House got him sitting in a chair next to his dad, then he heard limping footsteps going away. The noise of the crowd hit him, swirling and confused, disorienting now that House wasn't next to him, but he suppressed the panic.
"What happened, Robert? Car accident?"
"Cancer. Optic chasm extending down the optic tracks and spreading into the hypothalamus," Chase said, in a slow recitation, "you?"
"Stage two carcinoma."
"Didn't sound like it."
"Stage four mass in the left lower lobe spreading throughout the left lung. You're on the list for a transplant but the list's too long. You're going to be dead before you get one. Although, given the slowness of the progression--"
"How do you know how slow it progressed?"
"House thought you'd be dead in three months, but it's been over a year, and you're being seen on an outpatient basis. Which means Wilson's got you on an experimental treatment, and it's working."
"How do you know it's experimental?"
"Nothing that's fully approved works that well."
"You're not upset that Dr. House didn't tell you?"
"He made a promise."
"That doesn't usually stop him, does it?"
"Are you trying to pin this on him?"
"I can't see you. If you just shrugged, you're an idiot."
"Are you trying to pin this on him?"
"No, I just--"
"Yes, you are. Because you want me to feel good towards you and bad towards him, and maybe a little bonding is gonna happen."
"Well... I don't..."
"You left a fifteen year old boy to choose between doing the right thing and letting his mother drink herself to death."
"You shouldn't have had to deal with that, I didn't mean for it to--"
"No, I shouldn't have! In sickness and in health, that ring a bell? How about 'till death do us part? I was fifteen years old, and I understood that more than you. You don't abandon the people you love just because they have problems!"
"Right, and Dr. House, I heard that you went behind his back and told stuff to a man who wanted him fired."
"I didn't love him, he was my boss, I hated him because he always treated me like crap! I also had—have—a screwed-up sense of loyalty, thanks to you!"
"Robert, I never meant for that to happen!"
"I know you didn't! You keep telling me that, do you think it fixes ANYTHING?!" he had stood up, shaking, "do you think I'm just going to FORGIVE you because you didn't MEAN it?!"
"Don't do that again! Don't call me Robby! I'm not a child, Dad! I stopped being a child the moment you left! Because I had to be the adult, I had to take care of her, I had to grow up in a split second, I nearly had to drop out of school to take care of her! Maybe if I had she would still be alive! Do you have any idea how that feels?! To carry the thought that maybe if I had been a little less selfish, I could have saved her!? To feel guilty about every goddamned day I'm a doctor because if I had dropped out, I maybe could have saved her?! You think you're sorry; well you're not nearly sorry enough! You didn't even come to her funeral, dad! You sent money. You sent goddamned money. Do you know what happened to that money?! I threw it away.

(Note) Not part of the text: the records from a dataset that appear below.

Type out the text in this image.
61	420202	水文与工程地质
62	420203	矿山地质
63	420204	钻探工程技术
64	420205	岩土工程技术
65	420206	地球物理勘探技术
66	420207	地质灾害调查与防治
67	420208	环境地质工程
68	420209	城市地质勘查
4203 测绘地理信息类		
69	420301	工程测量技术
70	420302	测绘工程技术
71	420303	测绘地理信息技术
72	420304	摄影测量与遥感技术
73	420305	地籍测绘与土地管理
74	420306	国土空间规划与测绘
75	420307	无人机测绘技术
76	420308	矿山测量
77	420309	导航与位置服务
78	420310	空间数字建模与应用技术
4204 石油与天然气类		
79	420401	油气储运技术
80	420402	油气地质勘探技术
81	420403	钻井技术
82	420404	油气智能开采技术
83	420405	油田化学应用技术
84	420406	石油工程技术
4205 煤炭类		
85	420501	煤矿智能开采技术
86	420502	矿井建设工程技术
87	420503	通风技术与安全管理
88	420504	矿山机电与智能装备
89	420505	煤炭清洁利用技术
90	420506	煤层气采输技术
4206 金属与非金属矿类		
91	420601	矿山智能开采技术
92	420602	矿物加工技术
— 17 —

I threw it away because I hated you, because I never wanted to have anything to..." he was hyperventilating, his ears were ringing, he was going to pass out...
He stumbled, panting, heard rowan stand to help him, pushed him away, fell—arms caught him from the back, familiar arms.

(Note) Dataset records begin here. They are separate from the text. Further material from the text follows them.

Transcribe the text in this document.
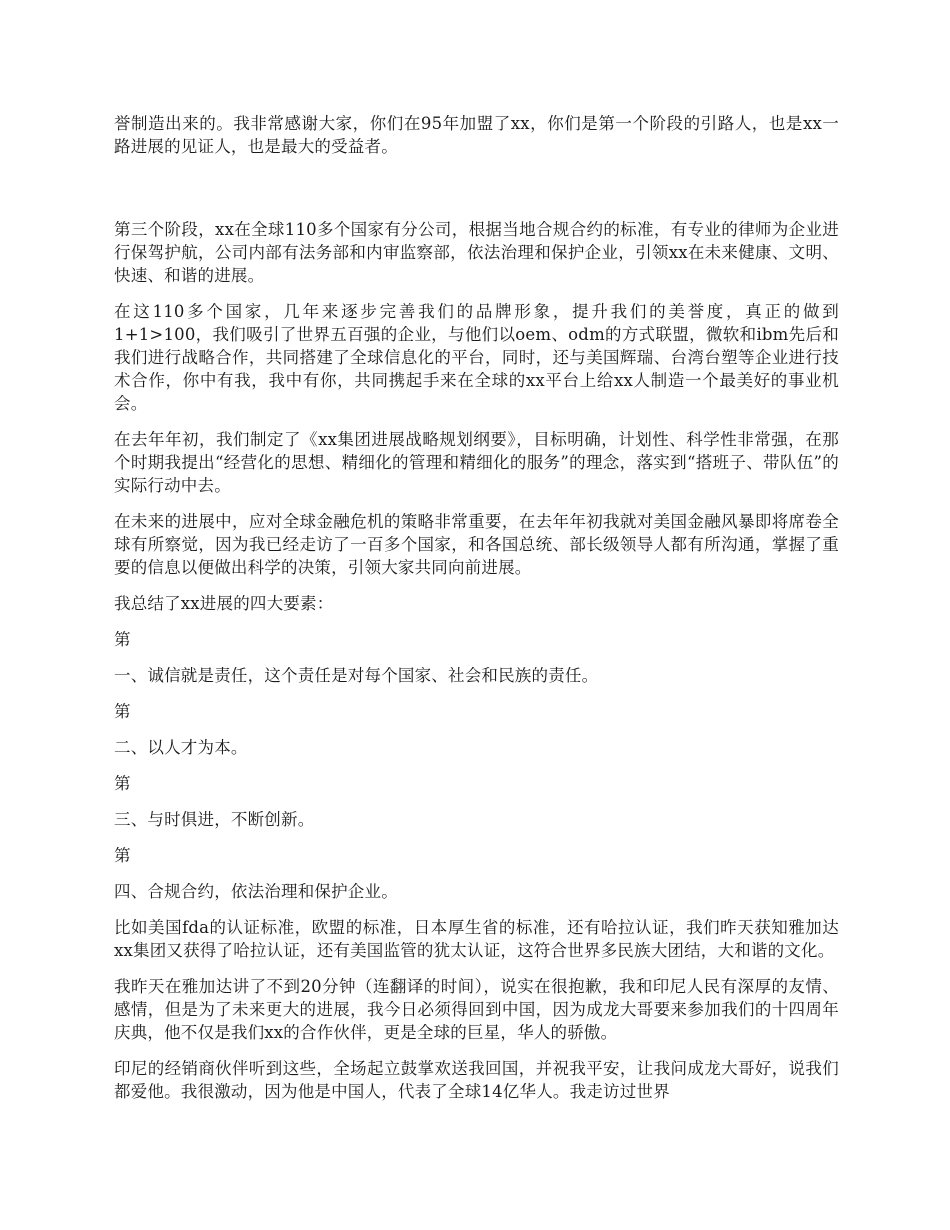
誉制造出来的。我非常感谢大家，你们在95年加盟了xx，你们是第一个阶段的引路人，也是xx一路进展的见证人，也是最大的受益者。

第三个阶段，xx在全球110多个国家有分公司，根据当地合规合约的标准，有专业的律师为企业进行保驾护航，公司内部有法务部和内审监察部，依法治理和保护企业，引领xx在未来健康、文明、快速、和谐的进展。

在这110多个国家，几年来逐步完善我们的品牌形象，提升我们的美誉度，真正的做到1+1>100，我们吸引了世界五百强的企业，与他们以oem、odm的方式联盟，微软和ibm先后和我们进行战略合作，共同搭建了全球信息化的平台，同时，还与美国辉瑞、台湾台塑等企业进行技术合作，你中有我，我中有你，共同携起手来在全球的xx平台上给xx人制造一个最美好的事业机会。

在去年年初，我们制定了《xx集团进展战略规划纲要》，目标明确，计划性、科学性非常强，在那个时期我提出“经营化的思想、精细化的管理和精细化的服务”的理念，落实到“搭班子、带队伍”的实际行动中去。

在未来的进展中，应对全球金融危机的策略非常重要，在去年年初我就对美国金融风暴即将席卷全球有所察觉，因为我已经走访了一百多个国家，和各国总统、部长级领导人都有所沟通，掌握了重要的信息以便做出科学的决策，引领大家共同向前进展。

我总结了xx进展的四大要素：

第

一、诚信就是责任，这个责任是对每个国家、社会和民族的责任。

第

二、以人才为本。

第

三、与时俱进，不断创新。

第

四、合规合约，依法治理和保护企业。

比如美国fda的认证标准，欧盟的标准，日本厚生省的标准，还有哈拉认证，我们昨天获知雅加达xx集团又获得了哈拉认证，还有美国监管的犹太认证，这符合世界多民族大团结，大和谐的文化。

我昨天在雅加达讲了不到20分钟（连翻译的时间），说实在很抱歉，我和印尼人民有深厚的友情、感情，但是为了未来更大的进展，我今日必须得回到中国，因为成龙大哥要来参加我们的十四周年庆典，他不仅是我们xx的合作伙伴，更是全球的巨星，华人的骄傲。

印尼的经销商伙伴听到这些，全场起立鼓掌欢送我回国，并祝我平安，让我问成龙大哥好，说我们都爱他。我很激动，因为他是中国人，代表了全球14亿华人。我走访过世界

He turned around, held on to the older doctor, asked him to get him out of there, tried to calm down, tried to not pass out.

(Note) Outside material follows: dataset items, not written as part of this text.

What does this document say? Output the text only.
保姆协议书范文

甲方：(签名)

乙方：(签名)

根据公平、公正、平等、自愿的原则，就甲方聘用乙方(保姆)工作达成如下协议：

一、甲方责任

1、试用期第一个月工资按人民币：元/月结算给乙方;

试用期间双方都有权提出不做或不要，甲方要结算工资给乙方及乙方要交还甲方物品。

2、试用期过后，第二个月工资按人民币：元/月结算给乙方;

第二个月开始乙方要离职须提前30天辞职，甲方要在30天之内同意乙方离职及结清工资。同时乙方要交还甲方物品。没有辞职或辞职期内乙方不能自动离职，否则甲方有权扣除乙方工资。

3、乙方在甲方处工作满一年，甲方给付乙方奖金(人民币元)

House wasn't going anywhere.
"I didn't mean for any of this to happen," said his father's voice.
"Not nearly good enough," snapped House's, in a tone Chase had never heard before in his life, "not even close."
"It's all I've got."
"Then *you're* not nearly good enough."
House guided Chase away, through the crowd, into the elevator, down the hall, into House's office, onto the recliner, and held him close as he cried, sobbing himself into exhaustion.
Rowan Chase was left absolutely stunned by the protective anger that had been in House's eyes.
He had never seen even a trace of emotion on that face before, besides curiosity.
He shook his head and got to his feet.